Hier is code which is going to work and create the stacked bar plot:
library(shiny)
library(dplyr)
library(lubridate)
library(ggplot2)
library(scales)
library(reshape2)
Disease<-data.frame(Date=seq(as.Date("2015/1/1"), as.Date("2017/1/1"), "days"),Cases=rep(1),Autochtonous_cases=rep(2))
Disease <- Disease %>% mutate(Week = format(Date, "%Y-%m-%U"),Month = format(Date, "%Y-%m"), Year = format(Date, "%Y"))

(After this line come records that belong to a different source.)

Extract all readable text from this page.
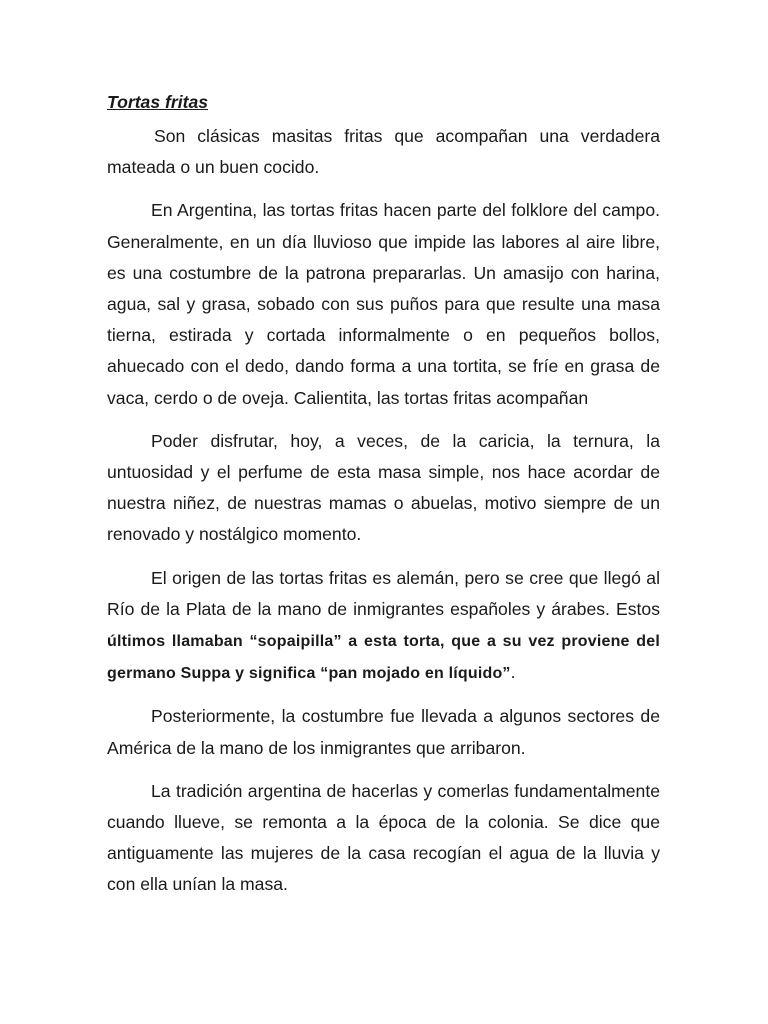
Tortas fritas

Son clásicas masitas fritas que acompañan una verdadera mateada o un buen cocido.

En Argentina, las tortas fritas hacen parte del folklore del campo. Generalmente, en un día lluvioso que impide las labores al aire libre, es una costumbre de la patrona prepararlas. Un amasijo con harina, agua, sal y grasa, sobado con sus puños para que resulte una masa tierna, estirada y cortada informalmente o en pequeños bollos, ahuecado con el dedo, dando forma a una tortita, se fríe en grasa de vaca, cerdo o de oveja. Calientita, las tortas fritas acompañan

Poder disfrutar, hoy, a veces, de la caricia, la ternura, la untuosidad y el perfume de esta masa simple, nos hace acordar de nuestra niñez, de nuestras mamas o abuelas, motivo siempre de un renovado y nostálgico momento.

El origen de las tortas fritas es alemán, pero se cree que llegó al Río de la Plata de la mano de inmigrantes españoles y árabes. Estos últimos llamaban “sopaipilla” a esta torta, que a su vez proviene del germano Suppa y significa “pan mojado en líquido”.

Posteriormente, la costumbre fue llevada a algunos sectores de América de la mano de los inmigrantes que arribaron.

La tradición argentina de hacerlas y comerlas fundamentalmente cuando llueve, se remonta a la época de la colonia. Se dice que antiguamente las mujeres de la casa recogían el agua de la lluvia y con ella unían la masa.
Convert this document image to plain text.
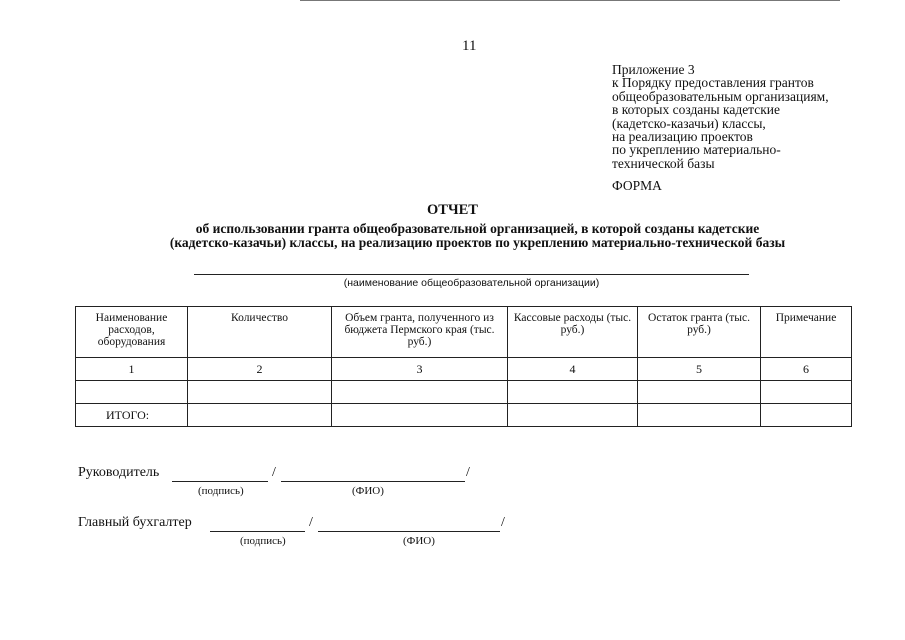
11
Приложение 3
к Порядку предоставления грантов
общеобразовательным организациям,
в которых созданы кадетские
(кадетско-казачьи) классы,
на реализацию проектов
по укреплению материально-
технической базы
ФОРМА
ОТЧЕТ
об использовании гранта общеобразовательной организацией, в которой созданы кадетские
(кадетско-казачьи) классы, на реализацию проектов по укреплению материально-технической базы
(наименование общеобразовательной организации)
Наименование расходов, оборудования	Количество	Объем гранта, полученного из бюджета Пермского края (тыс. руб.)	Кассовые расходы (тыс. руб.)	Остаток гранта (тыс. руб.)	Примечание
1	2	3	4	5	6

ИТОГО:					
Руководитель	/	/
(подпись)	(ФИО)
Главный бухгалтер	/	/
(подпись)	(ФИО)
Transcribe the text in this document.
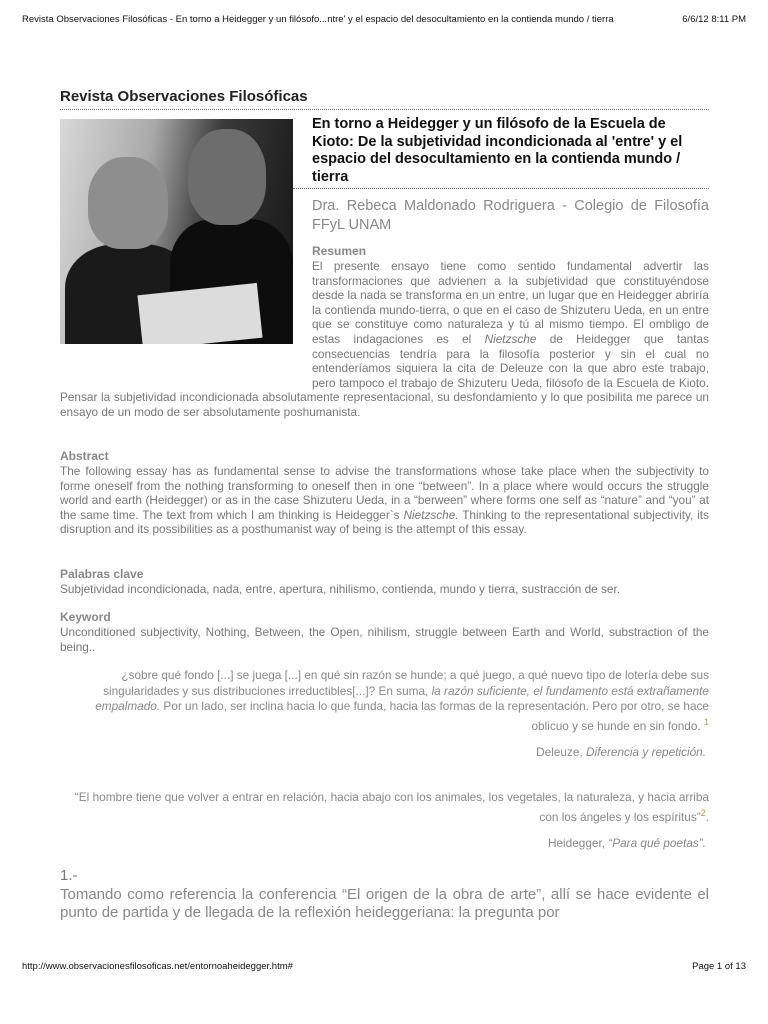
Revista Observaciones Filosóficas - En torno a Heidegger y un filósofo...ntre' y el espacio del desocultamiento en la contienda mundo / tierra	6/6/12 8:11 PM
Revista Observaciones Filosóficas
En torno a Heidegger y un filósofo de la Escuela de Kioto: De la subjetividad incondicionada al 'entre' y el espacio del desocultamiento en la contienda mundo / tierra

Dra. Rebeca Maldonado Rodriguera - Colegio de Filosofía FFyL UNAM

Resumen

El presente ensayo tiene como sentido fundamental advertir las transformaciones que advienen a la subjetividad que constituyéndose desde la nada se transforma en un entre, un lugar que en Heidegger abriría la contienda mundo-tierra, o que en el caso de Shizuteru Ueda, en un entre que se constituye como naturaleza y tú al mismo tiempo. El ombligo de estas indagaciones es el Nietzsche de Heidegger que tantas consecuencias tendría para la filosofía posterior y sin el cual no entenderíamos siquiera la cita de Deleuze con la que abro este trabajo, pero tampoco el trabajo de Shizuteru Ueda, filósofo de la Escuela de Kioto. Pensar la subjetividad incondicionada absolutamente representacional, su desfondamiento y lo que posibilita me parece un ensayo de un modo de ser absolutamente poshumanista.

Abstract

The following essay has as fundamental sense to advise the transformations whose take place when the subjectivity to forme oneself from the nothing transforming to oneself then in one “between”. In a place where would occurs the struggle world and earth (Heidegger) or as in the case Shizuteru Ueda, in a “berween” where forms one self as “nature” and “you” at the same time. The text from which I am thinking is Heidegger`s Nietzsche. Thinking to the representational subjectivity, its disruption and its possibilities as a posthumanist way of being is the attempt of this essay.

Palabras clave

Subjetividad incondicionada, nada, entre, apertura, nihilismo, contienda, mundo y tierra, sustracción de ser.

Keyword

Unconditioned subjectivity, Nothing, Between, the Open, nihilism, struggle between Earth and World, substraction of the being..

¿sobre qué fondo [...] se juega [...] en qué sin razón se hunde; a qué juego, a qué nuevo tipo de lotería debe sus singularidades y sus distribuciones irreductibles[...]? En suma, la razón suficiente, el fundamento está extrañamente empalmado. Por un lado, ser inclina hacia lo que funda, hacia las formas de la representación. Pero por otro, se hace oblicuo y se hunde en sin fondo. $^1$

Deleuze, Diferencia y repetición.

“El hombre tiene que volver a entrar en relación, hacia abajo con los animales, los vegetales, la naturaleza, y hacia arriba con los ángeles y los espíritus”$^2$.

Heidegger, “Para qué poetas”.

1.-

Tomando como referencia la conferencia “El origen de la obra de arte”, allí se hace evidente el punto de partida y de llegada de la reflexión heideggeriana: la pregunta por

http://www.observacionesfilosoficas.net/entornoaheidegger.htm#	Page 1 of 13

Disease<-melt(Disease,id=c("Date","Week","Month","Year")) # just id
ui <- fluidPage(
dateRangeInput("daterange", "Choice the date",
start = min(Disease$Date),
end = max(Disease$Date),
min = min(Disease$Date),
max = max(Disease$Date),
separator = " - ", format = "dd/mm/yy",
startview = 'Month', language = 'fr', weekstart = 1),
selectInput(inputId = 'Time_unit',
label='Time_unit',
choices=c('Week','Month','Year'),
selected='Month'),
plotOutput("Disease"))
server <- function(input, output) {
dateRangeInput<-reactive({
dataset <- subset(Disease, Date >= input$daterange[1] & Date <= input$daterange[2])
dataset
})
selectInput= reactive({
dataset <- dateRangeInput() %>% group_by_(input$Time_unit,"variable") %>% summarise(Sum = sum(value)) #I have added here grouping as variable
print(head(dataset))
dataset
})
output$Disease <-renderPlot({
ggplot(data=selectInput(), aes_string(x=input$Time_unit,y="Sum", fill = "variable")) + geom_bar(stat="identity") +
labs(title="Disease", y ="Number of cases") +
theme_classic() +
theme(plot.title = element_text(hjust = 0.5))
})
}
shinyApp (ui = ui, server = server)
I guess this is what You are looking for. You had small mistakes in melt function, setting up only id variables is fair enough, second thing is to consider the created variable column in group_by_ (as You wanna get the count of cases and autochtonous cases), and last is using variable as an fill argument in ggplot.